Branża z ogromnym zaniepokojeniem przygląda się pracom nad projektem dotyczącym pracy w Wigilię, który pojawia się na dwa miesiące przed świętami Bożego Narodzenia. W przypadku jego wejścia w życie polscy przedsiębiorcy będą musieli w krótkim czasie dostosować się do nowego prawa.
– Podkreślamy po raz kolejny, że wszystkie projekty gospodarcze powinny obowiązkowo mieć co najmniej 6 miesięczne vacatio legis. Do tego powinny one być poprzedzone odpowiednimi konsultacjami społecznymi. W każdym przeciwnym wypadku tego typu działania podważają zaufanie do państwa i stanowionego przez nie prawa. Oczywiście z perspektywy czysto pracowniczej tego typu projekty znajdują uzasadnienie w takich dniach jak Wigilia, natomiast też nie wolno nam zapominać o szerszej perspektywie i o tym, w jaki sposób takie rozwiązanie będzie oddziaływać na gospodarkę, co powinno być przedmiotem skrupulatnej oceny skutków regulacji – komentuje Prezes Polskiej Izby Handlu Maciej Ptaszyński.

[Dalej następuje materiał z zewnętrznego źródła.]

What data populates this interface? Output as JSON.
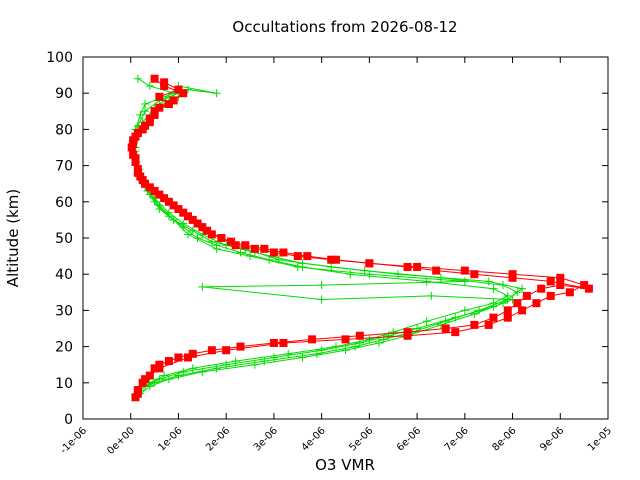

Ustanowienie Wigilii dniem wolnym od pracy przyniesie szereg konsekwencji, z którymi będą musieli zmierzyć się detaliści.
- Wigilia jest dniem, kiedy dokonuje się zakupów produktów świeżych i ultraświeżych, szczególnie pieczywa, a także zakupów impulsowych. Ostatnie zakupy przed świętami robione są więc głównie w sklepach prowadzonych przez małych i średnich przedsiębiorców, którzy już teraz przygotowują się organizacyjnie, logistycznie i asortymentowo, by odpowiedzieć na potrzeby konsumentów w tym okresie. Otwarcie sklepu w Wigilię to szansa dla przedsiębiorców MŚP na wypracowanie zysku, o który walczą w obecnie szczególnie trudnej dla nich sytuacji rynkowej.
- Z tego samego powodu zamknięcie sklepu 24 grudnia będzie wiązało się również ze zwiększonymi stratami w produktach świeżych. Zamknięcie sklepu na 3 dni świąteczne przyczyni się do marnowania żywności – do zapobiegania któremu zgodnie z innymi przepisami handlowcy ją zobowiązani (!).
- Ze względu na już ustalone grafiki pojawią się także problemy kadrowe. Personel sklepu jest przyzwyczajony do pracy zmianowej: jedna zmiana pracuje w Wigilię (zgodnie z prawem w skróconych godzinach), druga zmiana natomiast pracuje w sylwestra. Pracownicy nie zgłaszają uwag do tego rozwiązania, dobrowolnie wybierają również dzień, w którym chcą przyjść do pracy.
– Po raz kolejny jesteśmy zaskakiwani pomysłami polityków tuż przed planowanym wdrożeniem, co jest kompletnie niepoważne i lekceważące dla przedsiębiorców. Nie ma naszej zgody na takie działania. Dla dobra polskiej gospodarki oraz w imię sprawiedliwości społecznej domagamy się wysłuchania głosu biznesu przez prawodawców. Krytykujemy podjęcie tego projektu ścieżką poselską oraz niedopuszczalnie krótki czas jego wejścia w życie, jaki rysuje się na horyzoncie – mówi Maciej Ptaszyński.